See Figure 2 and Figure 3.

Figure 4 shows residential load shifting across all periods in the summer for the whole province.

Period 1 is weekends and holidays which are off-peak. Period 2 is from 9 p.m. to 7 a.m. and is also off-peak.

Period 3 is from 7 a.m. to 11 a.m. and is mid-peak. Period 4 is the peak period from 11 a.m. to 5 p.m. Period 5 is the second mid-peak from 5 p.m. to 7 p.m.

Period 6 from 7 p.m. to 9 p.m. is currently off-peak, but was mid-peak before May of 2011. Load is shifted from the peak and evening mid-peak period to the off-peak periods.

In 2014, there is evidence of increasing load shifting into the mid-peak periods, that is, additional shifting into the morning mid-peak period relative to prior years, and shifting into the evening mid-peak period, for which negative impacts were previously observed.

Finally, we estimated substitution and overall conservation elasticities. A substitution elasticity indicates the percent change in the ratio of peak-to-off-peak consumption due to 1 percent change in the peak-to-off-peak price ratio. For instance, a substitution elasticity of -0.10 implies that, when the peak-to-off-peak price ratio increases by 1 percent, the usage ratio decreases by 0.10 percent.

Overall conservation elasticities indicate the percent change in the average monthly consumption due to a 1 percent change in the average monthly price. For instance, an overall conservation elasticity of -0.05 implies that when the average monthly price increases by 1 percent, the average monthly usage decreases by 0.05 percent.

See Figure 4.

Figure 5 shows substitution elasticities from several other studies alongside the provincial residential summer peak elasticities. The provincial elasticities, which lie between -0.1 and -0.15, are shown on the right. Altogether, they are very similar in magnitude to elasticities observed in other studies.

See Figure 5.

We did not find any statistically significant evidence of conservation across all regions, and thus do not report a conservation elasticity for the residential class.
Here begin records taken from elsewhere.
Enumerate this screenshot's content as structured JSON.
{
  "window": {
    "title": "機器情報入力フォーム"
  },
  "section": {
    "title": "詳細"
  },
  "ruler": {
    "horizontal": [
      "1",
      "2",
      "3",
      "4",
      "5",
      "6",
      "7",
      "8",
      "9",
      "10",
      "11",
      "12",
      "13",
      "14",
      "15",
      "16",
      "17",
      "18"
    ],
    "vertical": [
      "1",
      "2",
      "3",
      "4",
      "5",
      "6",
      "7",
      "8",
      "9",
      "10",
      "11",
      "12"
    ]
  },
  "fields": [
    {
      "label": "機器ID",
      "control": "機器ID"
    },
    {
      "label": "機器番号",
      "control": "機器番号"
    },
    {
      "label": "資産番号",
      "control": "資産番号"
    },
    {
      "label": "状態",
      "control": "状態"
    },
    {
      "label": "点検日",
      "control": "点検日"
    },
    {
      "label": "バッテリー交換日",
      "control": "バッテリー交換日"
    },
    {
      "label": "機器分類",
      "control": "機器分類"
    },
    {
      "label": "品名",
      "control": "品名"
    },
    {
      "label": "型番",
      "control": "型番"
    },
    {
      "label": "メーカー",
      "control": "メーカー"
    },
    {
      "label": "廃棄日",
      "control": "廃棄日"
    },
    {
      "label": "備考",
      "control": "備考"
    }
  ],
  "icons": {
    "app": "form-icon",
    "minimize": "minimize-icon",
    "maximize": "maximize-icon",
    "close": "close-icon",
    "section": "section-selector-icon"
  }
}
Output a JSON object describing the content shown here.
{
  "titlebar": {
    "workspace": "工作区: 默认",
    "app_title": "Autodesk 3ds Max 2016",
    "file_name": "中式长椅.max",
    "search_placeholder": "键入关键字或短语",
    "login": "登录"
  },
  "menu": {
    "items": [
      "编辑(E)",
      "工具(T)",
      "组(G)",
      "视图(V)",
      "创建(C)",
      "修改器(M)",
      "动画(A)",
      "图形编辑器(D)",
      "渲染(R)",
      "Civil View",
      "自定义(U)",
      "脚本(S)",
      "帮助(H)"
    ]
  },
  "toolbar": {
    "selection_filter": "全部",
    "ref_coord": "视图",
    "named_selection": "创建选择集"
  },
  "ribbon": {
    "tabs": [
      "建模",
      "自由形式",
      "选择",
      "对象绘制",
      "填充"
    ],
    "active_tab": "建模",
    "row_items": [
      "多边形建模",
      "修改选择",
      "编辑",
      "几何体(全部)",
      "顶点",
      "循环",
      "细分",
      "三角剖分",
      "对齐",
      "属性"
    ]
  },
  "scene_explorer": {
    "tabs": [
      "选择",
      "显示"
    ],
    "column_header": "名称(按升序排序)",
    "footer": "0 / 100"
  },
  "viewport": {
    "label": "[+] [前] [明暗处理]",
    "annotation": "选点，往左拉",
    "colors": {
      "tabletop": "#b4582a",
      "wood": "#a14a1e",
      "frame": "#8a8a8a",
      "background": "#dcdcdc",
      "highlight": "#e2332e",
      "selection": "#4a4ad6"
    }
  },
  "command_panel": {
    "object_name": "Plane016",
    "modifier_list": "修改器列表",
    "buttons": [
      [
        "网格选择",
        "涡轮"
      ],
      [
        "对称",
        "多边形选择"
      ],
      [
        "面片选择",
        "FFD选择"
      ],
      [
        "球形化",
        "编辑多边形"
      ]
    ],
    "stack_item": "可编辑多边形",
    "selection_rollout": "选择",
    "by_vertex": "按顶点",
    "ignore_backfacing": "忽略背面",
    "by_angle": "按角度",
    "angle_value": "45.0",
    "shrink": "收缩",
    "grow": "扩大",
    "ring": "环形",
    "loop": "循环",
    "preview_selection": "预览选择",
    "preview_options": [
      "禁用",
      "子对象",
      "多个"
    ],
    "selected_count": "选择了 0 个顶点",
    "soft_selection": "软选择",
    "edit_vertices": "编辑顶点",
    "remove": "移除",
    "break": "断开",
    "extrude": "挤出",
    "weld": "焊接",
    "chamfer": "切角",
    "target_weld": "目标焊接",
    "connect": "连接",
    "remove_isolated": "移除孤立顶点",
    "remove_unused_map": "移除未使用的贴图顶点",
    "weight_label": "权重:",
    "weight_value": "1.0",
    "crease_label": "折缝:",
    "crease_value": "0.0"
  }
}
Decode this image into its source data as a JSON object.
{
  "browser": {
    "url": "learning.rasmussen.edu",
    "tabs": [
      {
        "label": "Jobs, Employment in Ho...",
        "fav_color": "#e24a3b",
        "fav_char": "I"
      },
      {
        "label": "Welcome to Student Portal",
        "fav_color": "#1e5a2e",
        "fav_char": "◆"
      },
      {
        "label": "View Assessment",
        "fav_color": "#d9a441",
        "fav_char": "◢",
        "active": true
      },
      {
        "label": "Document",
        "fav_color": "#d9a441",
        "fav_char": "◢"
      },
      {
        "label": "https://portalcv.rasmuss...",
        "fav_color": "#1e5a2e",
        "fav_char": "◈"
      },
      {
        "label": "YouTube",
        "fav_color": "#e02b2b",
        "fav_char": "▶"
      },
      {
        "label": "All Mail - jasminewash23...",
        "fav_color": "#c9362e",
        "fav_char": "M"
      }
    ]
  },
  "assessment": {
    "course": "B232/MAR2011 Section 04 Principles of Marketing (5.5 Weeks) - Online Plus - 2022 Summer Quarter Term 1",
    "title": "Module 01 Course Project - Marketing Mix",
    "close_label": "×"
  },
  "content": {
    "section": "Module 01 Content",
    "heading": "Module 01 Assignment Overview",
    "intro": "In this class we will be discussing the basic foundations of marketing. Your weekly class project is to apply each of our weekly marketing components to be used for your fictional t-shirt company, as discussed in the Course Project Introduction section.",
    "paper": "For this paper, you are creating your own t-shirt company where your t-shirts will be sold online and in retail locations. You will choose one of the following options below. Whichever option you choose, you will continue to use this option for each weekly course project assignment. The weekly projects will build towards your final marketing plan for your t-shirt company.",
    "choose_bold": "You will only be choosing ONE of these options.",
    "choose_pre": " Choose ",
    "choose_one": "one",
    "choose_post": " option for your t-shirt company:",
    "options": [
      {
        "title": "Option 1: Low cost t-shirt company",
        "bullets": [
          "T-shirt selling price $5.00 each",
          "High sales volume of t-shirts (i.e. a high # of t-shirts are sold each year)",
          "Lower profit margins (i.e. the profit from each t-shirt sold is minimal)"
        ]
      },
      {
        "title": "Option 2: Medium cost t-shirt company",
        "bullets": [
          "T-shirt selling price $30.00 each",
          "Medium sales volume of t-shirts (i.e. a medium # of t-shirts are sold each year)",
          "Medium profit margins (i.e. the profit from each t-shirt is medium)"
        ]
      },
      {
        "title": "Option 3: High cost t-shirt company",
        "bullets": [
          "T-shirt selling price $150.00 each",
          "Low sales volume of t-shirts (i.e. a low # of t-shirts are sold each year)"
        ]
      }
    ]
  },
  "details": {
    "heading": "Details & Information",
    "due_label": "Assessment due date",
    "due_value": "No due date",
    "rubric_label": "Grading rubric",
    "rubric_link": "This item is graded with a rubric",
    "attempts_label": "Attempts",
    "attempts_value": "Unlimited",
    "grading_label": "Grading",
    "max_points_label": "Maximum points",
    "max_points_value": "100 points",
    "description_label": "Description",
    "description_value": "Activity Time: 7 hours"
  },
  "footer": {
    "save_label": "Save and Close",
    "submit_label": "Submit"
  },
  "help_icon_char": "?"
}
Figure 6 shows the average monthly TOU and non-TOU all-in prices that consumers faced from 2010 to 2014 split by region.

Both TOU and non-TOU prices are from the province's regulated price plan (RPP). Within each region the TOU and non-TOU prices track each other closely, and prices have been on a slight upward trend since 2011.

See Figure 6.

Conclusions

After carefully analyzing load and price data over a three-year period from a representative sample of customers in Ontario, we learned that default deployment of TOU rates to four million customers in Ontario has yielded tangible reductions in peak demand.

These reductions have been realized even with a TOU rate that had modest differentials between peak and off-peak periods. If the peak to off-peak price differentials were higher, there is every reason to expect that the reductions in peak demand would have been higher.